Brésil: « NOUS NE VOULONS PAS DE RETOUR EN ARRIERE »

Alors que s’approchent les élections présidentielles du 3 octobre prochain, le mouvement social brésilien des paysans *Sans-Terre* (MST) réfléchit à haute voix à la situation du pays. En particulier, en faisant une critique de la gestion du Parti des Travailleur (PT) et du président Lula da Silva, lors de ces 8 dernières années de gouvernement. Cependant, il est clair pour Janaina Stronzake, jeune membre de la coordination nationale du MST, que “nous ne voulons pas du retour en arrière que le programme du candidat de la droite José Serra représente”. La responsable de la formation et de la culture du MST réside provisoirement et pour une année en Espagne, dans le cadre d’un mandat de Via Campesina.

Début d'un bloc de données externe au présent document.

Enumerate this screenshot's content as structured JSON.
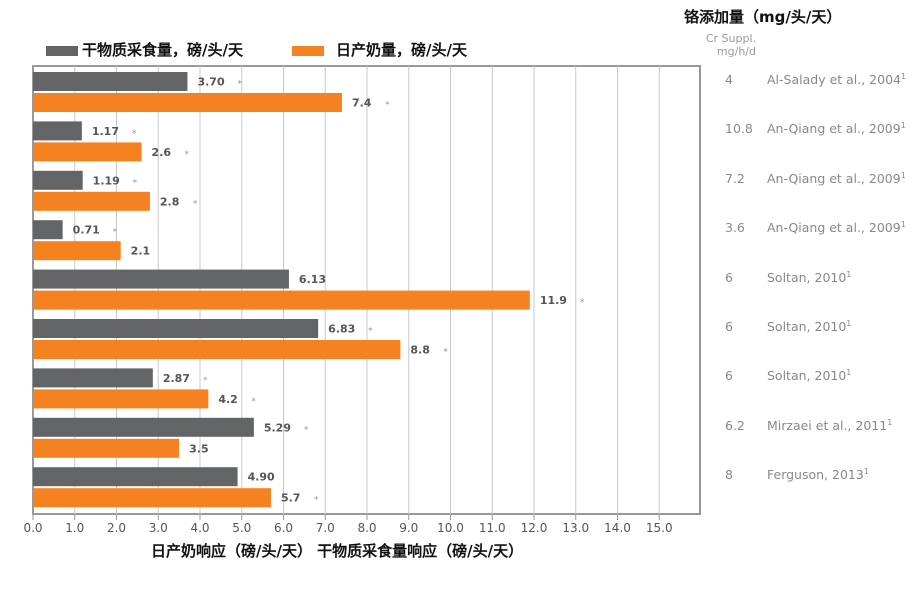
{
  "legend": {
    "dm_label": "干物质采食量，磅/头/天",
    "milk_label": "日产奶量，磅/头/天",
    "dm_color": "#636466",
    "milk_color": "#f58220"
  },
  "side_panel": {
    "title": "铬添加量（mg/头/天）",
    "subtitle": "Cr Suppl. mg/h/d",
    "rows": [
      {
        "value": "4",
        "source": "Al-Salady et al., 2004",
        "sup": "1"
      },
      {
        "value": "10.8",
        "source": "An-Qiang et al., 2009",
        "sup": "1"
      },
      {
        "value": "7.2",
        "source": "An-Qiang et al., 2009",
        "sup": "1"
      },
      {
        "value": "3.6",
        "source": "An-Qiang et al., 2009",
        "sup": "1"
      },
      {
        "value": "6",
        "source": "Soltan, 2010",
        "sup": "1"
      },
      {
        "value": "6",
        "source": "Soltan, 2010",
        "sup": "1"
      },
      {
        "value": "6",
        "source": "Soltan, 2010",
        "sup": "1"
      },
      {
        "value": "6.2",
        "source": "Mirzaei et al., 2011",
        "sup": "1"
      },
      {
        "value": "8",
        "source": "Ferguson, 2013",
        "sup": "1"
      }
    ]
  },
  "chart_data": {
    "type": "bar",
    "orientation": "horizontal",
    "xlabel": "日产奶响应（磅/头/天） 干物质采食量响应（磅/头/天）",
    "xlim": [
      0,
      16
    ],
    "ticks": [
      "0.0",
      "1.0",
      "2.0",
      "3.0",
      "4.0",
      "5.0",
      "6.0",
      "7.0",
      "8.0",
      "9.0",
      "10.0",
      "11.0",
      "12.0",
      "13.0",
      "14.0",
      "15.0"
    ],
    "series": [
      {
        "name": "干物质采食量，磅/头/天",
        "color": "#636466",
        "values": [
          3.7,
          1.17,
          1.19,
          0.71,
          6.13,
          6.83,
          2.87,
          5.29,
          4.9
        ],
        "labels": [
          "3.70",
          "1.17",
          "1.19",
          "0.71",
          "6.13",
          "6.83",
          "2.87",
          "5.29",
          "4.90"
        ],
        "significant": [
          true,
          true,
          true,
          true,
          false,
          true,
          true,
          true,
          false
        ]
      },
      {
        "name": "日产奶量，磅/头/天",
        "color": "#f58220",
        "values": [
          7.4,
          2.6,
          2.8,
          2.1,
          11.9,
          8.8,
          4.2,
          3.5,
          5.7
        ],
        "labels": [
          "7.4",
          "2.6",
          "2.8",
          "2.1",
          "11.9",
          "8.8",
          "4.2",
          "3.5",
          "5.7"
        ],
        "significant": [
          true,
          true,
          true,
          false,
          true,
          true,
          true,
          false,
          true
        ]
      }
    ],
    "marker": "*",
    "grid": true
  }
}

Q : Pourriez-vous nous expliquer la vision de votre mouvement sur la situation brésilienne actuelle ?
JS: Du point de vue des mouvements sociaux, nous connaissons un chemin très difficile. On assiste à une présence toujours plus active des transnationales, de l’agro-commerce, d’une droite aux projets ambitieux. Quelques constats: la criminalisation des mouvements sociaux, opérée par la justice et par le Congrès national avec sa commission d’enquête parlementaire qui veut faire passer en force l’argument d’un « enrichissement » illicite du MST. L’offensive politique et militaire de la droite, des grands propriétaires fonciers et de leurs milices armées. L’activité d’un appareil médiatique très puissant qui fait leur jeu. On traverse un désert, où la concentration de la terre continue. Durant ces 10 dernières années, cette concentration a augmenté: il n’y a eu ni réforme agraire, ni démocratisation de l’accès à la terre. Selon plusieurs statistiques très sérieuses, le Brésil continue d’être le champion mondial de la concentration des terres… Et la distribution n’avance pas.
   
Q. Cette analyse représente un bilan très critique du MST envers la gestion de Lula ?
 
JS. La gestion de Lula a duré 8 ans, et a la possibilité de continuer 4 ans de plus avec Dilma Rousseff. Ces 8 années de Lula suivent aux 8 précédents de Fernando Enrique Cardoso, avec son Parti Social-démocrate Brésilien, (PSDB), qui ont laissé le Brésil parmi les pays les plus polarisés du monde au niveau social ; qui ont approfondi la pauvreté et offert le patrimoine du peuple brésilien au grand capital, comme le montre l’exemple de la Mine Vale do Rio Doce, qui a été vendue pour le 10% de sa valeur réelle dans une manœuvre de privatisation vraiment atroce. La gestion de Lula a commencée dans ce cadre historique défavorable. Cependant, cela ne justifie pas tout. Le principal aspect négatif du gouvernement Lula a été la non-exécution de la réforme agraire, qui est définie par la loi. Et les bénéfices qu’il a apportés à l’agro-commerce, aux banques et aux multinationales en général.
 
Q. Pourriez-vous approfondir un peu le thème de la distribution de la terre comme tâche non conclue ou comme dette du gouvernement Lula…
 
JS. Le Statut de la Terre, une loi datant de 1964, très actuelle en termes de démocratisation de l’accès à la terre et d’utilisation des ressources naturelles, prévoit déjà la Réforme Agraire et définit la fonction socio-environnementale de la terre. Le gouvernement de Lula, cependant, a privilégié l’agro-commerce, c’est-à-dire la grande production agricole, qui concentre 90% du crédit agricole et occupe 75% des terres, mais ne produit que 30% de l’alimentation des brésiliens. Par contre, les paysans ne possèdent que 25% des terres, accèdent à un petit 10% du crédit agricole de la banque publique, mais produisent 70% de tout ce qui se mange dans le pays. Et ce sont là des chiffres officiels du Recensement Agricole 2006, réalisé par l’Institut Brésilien de Géographie et Statistique (IBGS), une institution gouvernementale.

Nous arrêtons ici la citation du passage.